De façon plus générale, l’association de prévention LEIA (Bastia) indique avoir récemment mis en place des ateliers expérimentaux (ateliers boxe, groupe de parole, randonnée, théâtre) pour faire face aux récentes rixes. Leurs équipes de prévention sont composées d’un binôme éducateur/psychologue dans une perspective holistique. Cette approche holistique, mêlant une large diversité d’acteurs et pouvant englober à ce titre les actions de préventions par les pairs apparaît à privilégier.

C’est avant tout une dynamique d’acteurs de quartier qu’il convient de favoriser, dynamique au sein de laquelle peut et doit s’inscrire la prévention par les pairs. Celle-ci ne doit en revanche en aucun cas constituer une opportunité de dessaisissement du problème par les adultes et ne peut constituer qu’un pendant de la stratégie globale à déployer.

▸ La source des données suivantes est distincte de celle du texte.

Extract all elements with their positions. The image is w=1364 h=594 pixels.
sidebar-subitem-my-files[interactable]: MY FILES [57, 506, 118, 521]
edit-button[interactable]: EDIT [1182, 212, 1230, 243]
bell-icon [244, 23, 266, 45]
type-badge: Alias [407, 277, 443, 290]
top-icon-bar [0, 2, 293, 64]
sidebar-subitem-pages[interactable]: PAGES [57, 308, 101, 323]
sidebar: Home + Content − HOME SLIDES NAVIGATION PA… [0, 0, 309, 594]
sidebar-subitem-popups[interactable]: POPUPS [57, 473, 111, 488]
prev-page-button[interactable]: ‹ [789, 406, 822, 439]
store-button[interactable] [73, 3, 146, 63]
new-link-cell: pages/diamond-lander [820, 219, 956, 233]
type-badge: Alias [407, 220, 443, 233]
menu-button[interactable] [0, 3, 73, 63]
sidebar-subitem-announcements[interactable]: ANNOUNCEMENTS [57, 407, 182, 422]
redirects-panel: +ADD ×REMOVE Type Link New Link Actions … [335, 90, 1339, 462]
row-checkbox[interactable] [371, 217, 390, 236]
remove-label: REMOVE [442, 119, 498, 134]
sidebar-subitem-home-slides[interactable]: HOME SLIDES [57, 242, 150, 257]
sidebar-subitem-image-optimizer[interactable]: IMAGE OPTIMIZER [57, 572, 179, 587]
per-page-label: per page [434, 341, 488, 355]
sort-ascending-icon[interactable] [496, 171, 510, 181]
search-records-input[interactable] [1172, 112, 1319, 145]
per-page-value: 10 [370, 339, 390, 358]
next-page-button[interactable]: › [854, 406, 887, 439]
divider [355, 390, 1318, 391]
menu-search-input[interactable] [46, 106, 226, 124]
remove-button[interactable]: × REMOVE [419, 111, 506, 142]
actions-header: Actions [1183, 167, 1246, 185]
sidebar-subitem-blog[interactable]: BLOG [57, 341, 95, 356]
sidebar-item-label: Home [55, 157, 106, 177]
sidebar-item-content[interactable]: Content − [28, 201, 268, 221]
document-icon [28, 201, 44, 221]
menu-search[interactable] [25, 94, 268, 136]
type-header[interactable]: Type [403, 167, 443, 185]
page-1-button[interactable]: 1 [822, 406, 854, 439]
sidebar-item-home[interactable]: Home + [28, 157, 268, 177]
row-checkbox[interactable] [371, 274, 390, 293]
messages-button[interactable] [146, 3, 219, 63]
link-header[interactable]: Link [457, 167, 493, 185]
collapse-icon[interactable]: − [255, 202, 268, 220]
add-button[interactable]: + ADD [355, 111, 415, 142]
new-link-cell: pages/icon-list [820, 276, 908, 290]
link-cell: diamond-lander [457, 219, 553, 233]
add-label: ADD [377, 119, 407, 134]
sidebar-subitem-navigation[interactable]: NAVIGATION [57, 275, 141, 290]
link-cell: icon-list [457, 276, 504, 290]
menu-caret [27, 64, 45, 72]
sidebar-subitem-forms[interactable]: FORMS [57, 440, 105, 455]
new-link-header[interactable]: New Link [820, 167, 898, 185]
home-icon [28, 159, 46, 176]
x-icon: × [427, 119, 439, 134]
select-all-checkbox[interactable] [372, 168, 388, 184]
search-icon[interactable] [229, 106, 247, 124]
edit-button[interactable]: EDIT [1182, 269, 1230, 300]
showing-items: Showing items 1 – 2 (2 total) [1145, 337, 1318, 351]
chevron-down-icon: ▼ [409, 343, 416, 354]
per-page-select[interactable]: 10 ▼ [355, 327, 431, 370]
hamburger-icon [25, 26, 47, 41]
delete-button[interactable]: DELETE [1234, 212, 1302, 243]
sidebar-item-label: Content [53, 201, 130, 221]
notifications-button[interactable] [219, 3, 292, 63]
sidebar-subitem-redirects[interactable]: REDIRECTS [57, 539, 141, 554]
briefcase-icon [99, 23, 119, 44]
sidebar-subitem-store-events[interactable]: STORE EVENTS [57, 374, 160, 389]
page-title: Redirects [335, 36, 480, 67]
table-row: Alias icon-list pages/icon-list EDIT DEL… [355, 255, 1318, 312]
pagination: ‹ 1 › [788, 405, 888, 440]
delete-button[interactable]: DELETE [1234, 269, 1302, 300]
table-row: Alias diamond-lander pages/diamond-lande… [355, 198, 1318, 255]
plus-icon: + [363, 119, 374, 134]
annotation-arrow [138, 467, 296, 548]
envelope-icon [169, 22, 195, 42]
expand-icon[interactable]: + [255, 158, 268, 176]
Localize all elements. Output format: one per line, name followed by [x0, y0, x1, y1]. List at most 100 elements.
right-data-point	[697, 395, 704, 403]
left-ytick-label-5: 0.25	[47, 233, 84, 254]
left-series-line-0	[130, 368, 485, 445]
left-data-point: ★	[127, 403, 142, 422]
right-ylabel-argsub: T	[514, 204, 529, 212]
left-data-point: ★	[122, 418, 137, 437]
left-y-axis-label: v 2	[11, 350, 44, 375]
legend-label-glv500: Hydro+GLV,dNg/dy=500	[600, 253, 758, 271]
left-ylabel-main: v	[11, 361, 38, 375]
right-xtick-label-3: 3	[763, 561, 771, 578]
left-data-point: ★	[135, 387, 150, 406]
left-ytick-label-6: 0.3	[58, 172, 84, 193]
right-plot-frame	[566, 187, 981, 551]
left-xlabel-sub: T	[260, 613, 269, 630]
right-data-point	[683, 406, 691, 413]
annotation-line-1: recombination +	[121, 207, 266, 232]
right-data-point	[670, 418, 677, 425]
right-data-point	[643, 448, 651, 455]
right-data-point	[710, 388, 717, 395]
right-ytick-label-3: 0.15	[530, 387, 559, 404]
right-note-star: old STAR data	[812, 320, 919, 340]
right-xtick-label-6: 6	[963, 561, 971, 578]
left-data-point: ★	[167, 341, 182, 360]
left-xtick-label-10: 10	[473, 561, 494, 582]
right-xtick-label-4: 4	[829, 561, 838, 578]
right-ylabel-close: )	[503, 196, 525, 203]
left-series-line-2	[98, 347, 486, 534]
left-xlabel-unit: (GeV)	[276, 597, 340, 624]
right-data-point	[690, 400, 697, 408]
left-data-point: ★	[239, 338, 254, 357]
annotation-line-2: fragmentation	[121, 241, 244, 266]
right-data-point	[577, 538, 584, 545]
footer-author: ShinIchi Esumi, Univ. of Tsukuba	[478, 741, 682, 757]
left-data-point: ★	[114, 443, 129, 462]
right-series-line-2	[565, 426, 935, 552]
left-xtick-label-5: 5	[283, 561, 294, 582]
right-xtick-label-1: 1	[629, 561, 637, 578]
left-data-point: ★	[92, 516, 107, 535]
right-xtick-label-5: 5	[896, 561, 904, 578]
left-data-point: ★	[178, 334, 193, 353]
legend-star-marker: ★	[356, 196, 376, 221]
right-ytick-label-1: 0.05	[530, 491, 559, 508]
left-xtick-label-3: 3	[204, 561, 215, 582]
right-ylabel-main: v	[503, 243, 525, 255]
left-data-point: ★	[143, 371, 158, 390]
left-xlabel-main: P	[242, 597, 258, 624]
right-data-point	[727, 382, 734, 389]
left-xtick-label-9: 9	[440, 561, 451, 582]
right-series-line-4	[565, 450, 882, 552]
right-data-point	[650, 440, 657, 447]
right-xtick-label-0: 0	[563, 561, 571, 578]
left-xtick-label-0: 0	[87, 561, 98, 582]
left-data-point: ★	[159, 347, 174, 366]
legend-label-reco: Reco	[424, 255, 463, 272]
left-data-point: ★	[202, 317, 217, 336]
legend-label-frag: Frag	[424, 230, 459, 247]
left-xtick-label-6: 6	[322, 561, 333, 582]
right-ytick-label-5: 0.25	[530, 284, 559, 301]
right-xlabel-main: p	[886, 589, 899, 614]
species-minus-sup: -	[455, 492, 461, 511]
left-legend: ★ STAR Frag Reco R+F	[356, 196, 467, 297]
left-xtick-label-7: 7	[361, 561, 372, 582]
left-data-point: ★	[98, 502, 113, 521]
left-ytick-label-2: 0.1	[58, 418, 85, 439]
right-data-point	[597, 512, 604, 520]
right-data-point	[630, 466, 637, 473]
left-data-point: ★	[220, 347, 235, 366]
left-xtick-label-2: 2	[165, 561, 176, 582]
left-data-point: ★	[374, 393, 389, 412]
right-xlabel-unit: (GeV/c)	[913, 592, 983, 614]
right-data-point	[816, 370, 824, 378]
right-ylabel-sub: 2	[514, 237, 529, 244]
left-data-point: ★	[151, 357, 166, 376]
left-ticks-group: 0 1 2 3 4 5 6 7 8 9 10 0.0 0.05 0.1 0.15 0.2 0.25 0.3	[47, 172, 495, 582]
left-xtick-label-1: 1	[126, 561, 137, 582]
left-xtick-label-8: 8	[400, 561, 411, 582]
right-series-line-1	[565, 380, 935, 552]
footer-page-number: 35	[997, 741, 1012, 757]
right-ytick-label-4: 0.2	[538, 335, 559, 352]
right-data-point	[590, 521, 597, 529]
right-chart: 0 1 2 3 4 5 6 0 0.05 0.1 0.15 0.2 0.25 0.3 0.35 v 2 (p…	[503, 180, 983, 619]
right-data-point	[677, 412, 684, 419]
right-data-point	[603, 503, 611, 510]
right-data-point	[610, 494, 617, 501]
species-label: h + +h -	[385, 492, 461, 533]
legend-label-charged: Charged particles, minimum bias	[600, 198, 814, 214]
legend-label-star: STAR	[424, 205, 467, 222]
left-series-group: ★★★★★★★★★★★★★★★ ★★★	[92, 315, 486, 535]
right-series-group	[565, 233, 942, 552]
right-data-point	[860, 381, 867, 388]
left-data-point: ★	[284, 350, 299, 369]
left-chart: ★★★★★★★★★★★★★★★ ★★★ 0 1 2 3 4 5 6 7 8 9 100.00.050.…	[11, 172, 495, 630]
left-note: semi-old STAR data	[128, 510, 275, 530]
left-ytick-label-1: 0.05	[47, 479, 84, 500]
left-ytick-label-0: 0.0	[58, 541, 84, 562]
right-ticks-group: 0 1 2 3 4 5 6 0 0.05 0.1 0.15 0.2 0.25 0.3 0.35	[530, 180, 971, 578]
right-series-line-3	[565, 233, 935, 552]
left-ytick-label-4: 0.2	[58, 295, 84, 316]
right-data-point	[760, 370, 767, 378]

Les prochaines sessions des web conférences dédiées aux rixes :

 

  • Jeudi 17 juin : réseaux sociaux, espace public numérique et prévention.
  • Septembre : Aide aux victimes et travail de mémoire.

 

La saviez-vous ?

Le FFSU mène depuis 2020 un accompagnement dans plusieurs villes pilotes de Seine-Saint-Denis sur la prévention des rixes entre jeunes, en partenariat avec la MMPCR et le CESDIP, avec le soutien de la Préfecture. Les diagnostics locaux, l’analyse des actions déjà réalisées et un parangonnage sur les autres pratiques mises en place en Europe permettront d’élaborer une stratégie qui sera ensuite déployée sur l’ensemble du département.